“As Gerrymanders Get Worse, Legal Options to Overturn Them Dwindle”

Michael Wines for the NYT:

Voting-rights advocates are in a North Carolina state court in Raleigh this month, arguing in three lawsuits that Republican gerrymanders of the State Legislature and the state’s 14 seats in the House of Representatives are so extreme that they violate the state Constitution.

Only two years ago, some of the same lawyers were arguing that remarkably similar Republican gerrymanders of the same legislature, drawn a decade ago, violated the same clauses of the constitution. That trial ended with a resounding verdict in their favor, but only after the gerrymandered maps were used for almost a decade.

Winning those kinds of cases, however belatedly, now appears much more of a long shot. Experts say that even as gerrymanders become ever more egregious, the legal avenues to overturn them are becoming narrower.

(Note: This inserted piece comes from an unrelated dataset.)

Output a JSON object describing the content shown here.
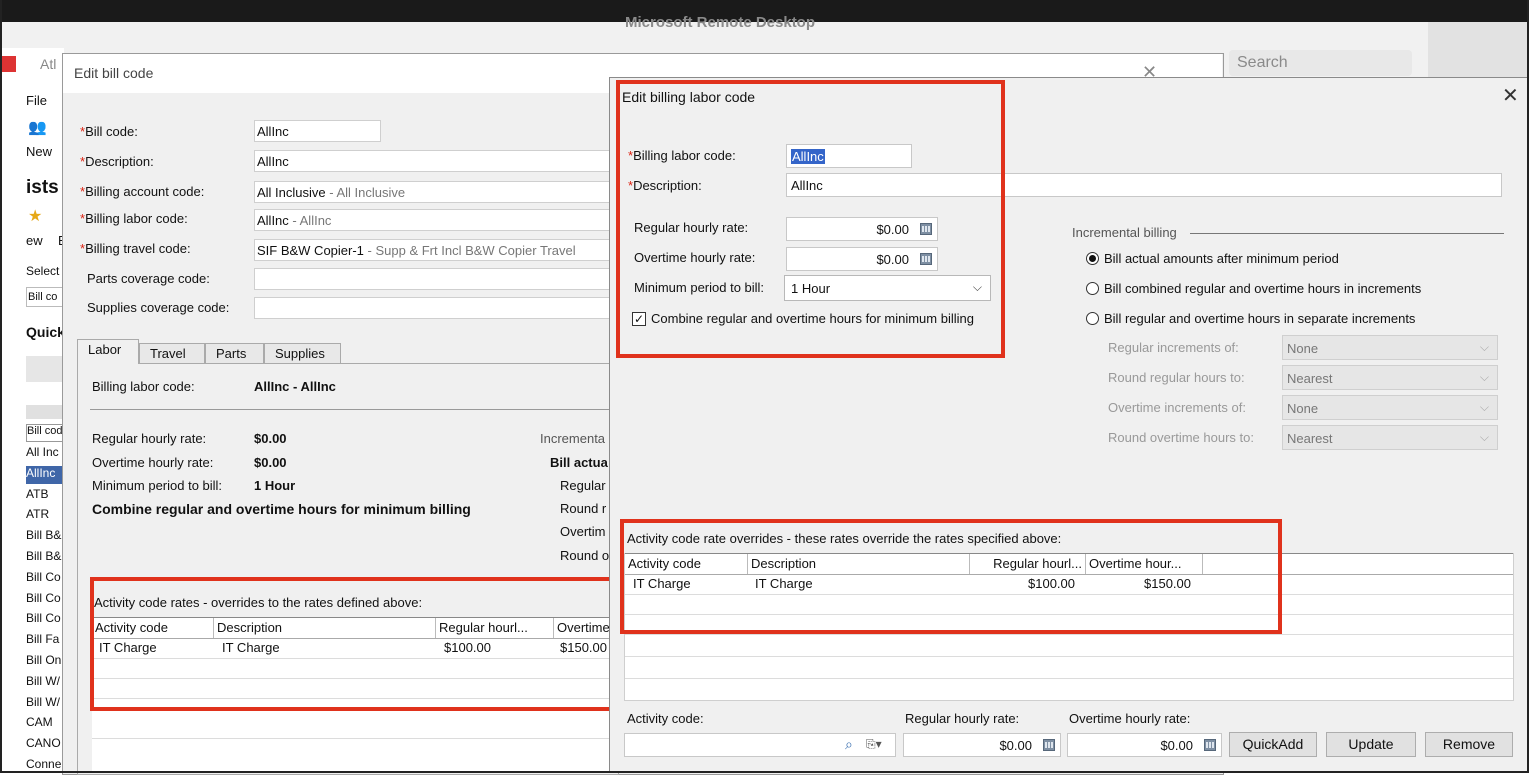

“The good news is that litigation will probably go a little faster than in the last decade,” Richard L. Hasen, an election-law expert at the University of California, Irvine, and a longtime critic of gerrymanders, said this past week. “The bad news is that it will progress faster because the plaintiffs will lose.”…

Under Voting Rights Act rules in place before the Supreme Court gutted the law in 2013, “the Justice Department wouldn’t have approved these maps,” said Allison Riggs, the co-executive director of the Southern Coalition for Social Justice, which is representing plaintiffs in one lawsuit.

But that is not the only legal avenue constricted in recent years.

The Supreme Court in 2019 ended a decades-long debate over the constitutionality of partisan gerrymandering, saying it was up to Congress, not the courts, to fix politically skewed maps.

The court also has made it harder to prove that political districts were drawn to reduce minority voters’ clout, a violation of the remaining rules of the Voting Rights Act. A 2018 Supreme Court ruling in a Texas case said that a state’s record of racial discrimination in redistricting — long a factor in such cases — couldn’t override the assumption that lawmakers were acting in good faith, even when they drew districts that clearly locked in their own power.”

That ruling, with the green light for partisan gerrymandering, is prompting lawmakers to try to dodge lawsuits with a new argument: Maps that dilute minority votes aren’t racially biased. They’re just efforts to neuter political rivals….

Given the long odds facing federal lawsuits, the switch to state courts may become a trend. “There’s a surprising number of opportunities for these state constitutional challenges,” said Marina K. Jenkins, the director of litigation and policy at the National Democratic Redistricting Committee, an arm of the Democratic Party.

The reason is that states offer a clear avenue to attack unfair maps that is absent in federal lawsuits. Forty-nine state constitutions enshrine a right to vote (Arizona, the exception, has an implicit voting-rights guarantee), and 30 require that elections be free or “free and equal.” The federal Constitution contains neither clause.

Both a North Carolina three-judge panel in 2019 and the Pennsylvania Supreme Court in 2018 cited guarantees of free and equal elections in rulings striking down partisan gerrymanders. That could guide other states in interpreting similar clauses, said Joshua A. Douglas, an expert on state election laws at the University of Kentucky law school.